Friendliness (Φιλικοτητα)
Aristotle on the Nature of Virtuous Social Conduct
With regard to social conduct, Aristotle positions the mean of what may be translated “friendliness” or even amiability within the larger discussion of moral virtue and ethics in social interaction, contrasting the desired mean—for the purposes of illustration and clarification—between its excessive relation (obsequiousness) and its deficiency (churlishness), both of which appear focused mainly, if not entirely, on “self” with regard to ease or advancement/reward rather than taking into account or giving consideration to what would be virtuous or desirable with regard to another individual or group of individuals. The elevation of perception beyond considerations of self is a principle factor characterizing Aristotle’s desired society.
Aristotle’s Nicomachean Ethics, Book 4
Translated from the original Greek by Robert C. Bartlett & Susan D. Collins*
“In our associations with one another, both in living together and in sharing in speeches and actions, some people are held to be obsequious: those who praise everyone with a view to pleasing them and oppose nothing, but rather suppose they ought not to cause pain to anyone they may meet. At the opposite extreme to them are those people who oppose everything and give no thought whatever to causing others pain, people who are called surly and quarrelsome.
It is not unclear, then, that the characteristics spoken of are blameworthy and that the middle term with respect to these—in accord with which a person will approve of what he ought and in the way he ought, and similarly also disapprove—is praiseworthy.

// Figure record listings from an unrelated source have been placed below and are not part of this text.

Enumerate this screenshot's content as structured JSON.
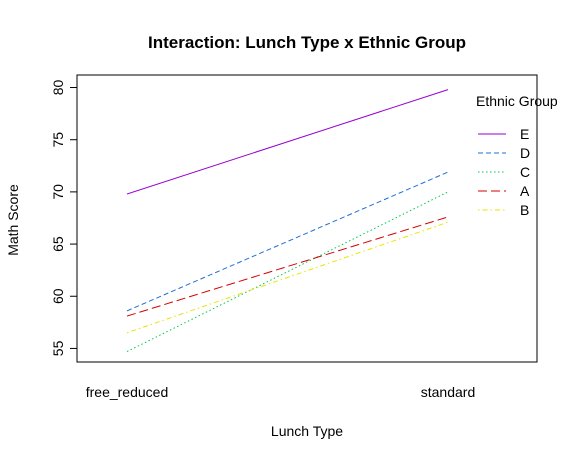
{
  "chart_data": {
    "type": "line",
    "title": "Interaction: Lunch Type x Ethnic Group",
    "xlabel": "Lunch Type",
    "ylabel": "Math Score",
    "categories": [
      "free_reduced",
      "standard"
    ],
    "ylim": [
      53.7,
      81.2
    ],
    "yticks": [
      55,
      60,
      65,
      70,
      75,
      80
    ],
    "legend": {
      "title": "Ethnic Group",
      "position": "top-right",
      "boxed": false
    },
    "series": [
      {
        "name": "E",
        "values": [
          69.8,
          79.8
        ],
        "color": "#9400D3",
        "dash": "solid"
      },
      {
        "name": "D",
        "values": [
          58.6,
          71.9
        ],
        "color": "#1E6FD8",
        "dash": "dashed"
      },
      {
        "name": "C",
        "values": [
          54.7,
          70.0
        ],
        "color": "#00C853",
        "dash": "dotted"
      },
      {
        "name": "A",
        "values": [
          58.1,
          67.6
        ],
        "color": "#D50000",
        "dash": "longdash"
      },
      {
        "name": "B",
        "values": [
          56.5,
          67.1
        ],
        "color": "#E6E600",
        "dash": "dotdash"
      }
    ]
  }
}
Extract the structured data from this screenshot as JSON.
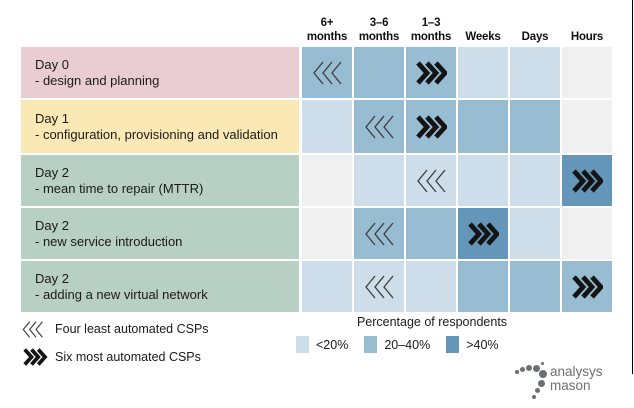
{
  "header": {
    "columns": [
      "6+\nmonths",
      "3–6\nmonths",
      "1–3\nmonths",
      "Weeks",
      "Days",
      "Hours"
    ]
  },
  "rows": [
    {
      "title": "Day 0",
      "desc": "- design and planning",
      "category_color": "#e9cdd3",
      "cells": [
        {
          "level": "20–40%",
          "marker": "least"
        },
        {
          "level": "20–40%",
          "marker": null
        },
        {
          "level": "20–40%",
          "marker": "most"
        },
        {
          "level": "<20%",
          "marker": null
        },
        {
          "level": "<20%",
          "marker": null
        },
        {
          "level": "none",
          "marker": null
        }
      ]
    },
    {
      "title": "Day 1",
      "desc": "- configuration, provisioning and validation",
      "category_color": "#fae9b5",
      "cells": [
        {
          "level": "<20%",
          "marker": null
        },
        {
          "level": "20–40%",
          "marker": "least"
        },
        {
          "level": "20–40%",
          "marker": "most"
        },
        {
          "level": "20–40%",
          "marker": null
        },
        {
          "level": "20–40%",
          "marker": null
        },
        {
          "level": "none",
          "marker": null
        }
      ]
    },
    {
      "title": "Day 2",
      "desc": "- mean time to repair (MTTR)",
      "category_color": "#b8cfc4",
      "cells": [
        {
          "level": "none",
          "marker": null
        },
        {
          "level": "<20%",
          "marker": null
        },
        {
          "level": "<20%",
          "marker": "least"
        },
        {
          "level": "<20%",
          "marker": null
        },
        {
          "level": "<20%",
          "marker": null
        },
        {
          "level": ">40%",
          "marker": "most"
        }
      ]
    },
    {
      "title": "Day 2",
      "desc": "- new service introduction",
      "category_color": "#b8cfc4",
      "cells": [
        {
          "level": "none",
          "marker": null
        },
        {
          "level": "20–40%",
          "marker": "least"
        },
        {
          "level": "20–40%",
          "marker": null
        },
        {
          "level": ">40%",
          "marker": "most"
        },
        {
          "level": "<20%",
          "marker": null
        },
        {
          "level": "none",
          "marker": null
        }
      ]
    },
    {
      "title": "Day 2",
      "desc": "- adding a new virtual network",
      "category_color": "#b8cfc4",
      "cells": [
        {
          "level": "<20%",
          "marker": null
        },
        {
          "level": "<20%",
          "marker": "least"
        },
        {
          "level": "<20%",
          "marker": null
        },
        {
          "level": "20–40%",
          "marker": null
        },
        {
          "level": "20–40%",
          "marker": null
        },
        {
          "level": "20–40%",
          "marker": "most"
        }
      ]
    }
  ],
  "markers_legend": [
    {
      "icon": "least-automated-chevrons-icon",
      "label": "Four least automated CSPs"
    },
    {
      "icon": "most-automated-chevrons-icon",
      "label": "Six most automated CSPs"
    }
  ],
  "legend": {
    "title": "Percentage of respondents",
    "items": [
      {
        "label": "<20%",
        "color": "#cddeea"
      },
      {
        "label": "20–40%",
        "color": "#98bcd2"
      },
      {
        "label": ">40%",
        "color": "#6496ba"
      }
    ],
    "empty_color": "#f0f0f0"
  },
  "logo": {
    "line1": "analysys",
    "line2": "mason",
    "color": "#6d6e71"
  },
  "chart_data": {
    "type": "heatmap",
    "title": "",
    "x_categories": [
      "6+ months",
      "3–6 months",
      "1–3 months",
      "Weeks",
      "Days",
      "Hours"
    ],
    "y_categories": [
      "Day 0 - design and planning",
      "Day 1 - configuration, provisioning and validation",
      "Day 2 - mean time to repair (MTTR)",
      "Day 2 - new service introduction",
      "Day 2 - adding a new virtual network"
    ],
    "values_pct_of_respondents": [
      [
        "20–40%",
        "20–40%",
        "20–40%",
        "<20%",
        "<20%",
        "none"
      ],
      [
        "<20%",
        "20–40%",
        "20–40%",
        "20–40%",
        "20–40%",
        "none"
      ],
      [
        "none",
        "<20%",
        "<20%",
        "<20%",
        "<20%",
        ">40%"
      ],
      [
        "none",
        "20–40%",
        "20–40%",
        ">40%",
        "<20%",
        "none"
      ],
      [
        "<20%",
        "<20%",
        "<20%",
        "20–40%",
        "20–40%",
        "20–40%"
      ]
    ],
    "four_least_automated_csps_marker_column": [
      "6+ months",
      "3–6 months",
      "1–3 months",
      "3–6 months",
      "3–6 months"
    ],
    "six_most_automated_csps_marker_column": [
      "1–3 months",
      "1–3 months",
      "Hours",
      "Weeks",
      "Hours"
    ],
    "legend_title": "Percentage of respondents",
    "legend_bins": [
      "<20%",
      "20–40%",
      ">40%"
    ],
    "legend_position": "bottom",
    "grid": false
  }
}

But a specific name has not been given to this characteristic, though it seems most like friendship (or friendliness).**”
*Aristotle. Aristotle’s Nicomachean Ethics. Translated, with an interpretive essay, notes, and glossary by Robert C. Bartlett and Susan D. Collins. London: University of Chicago Press, Ltd., 2011. (Available at Amazon)
**Or simply, “friendship” (philia). Books 8 and 9 examine philia, understood there not as a moral virtue but as a kind of community or association that the virtues help make possible.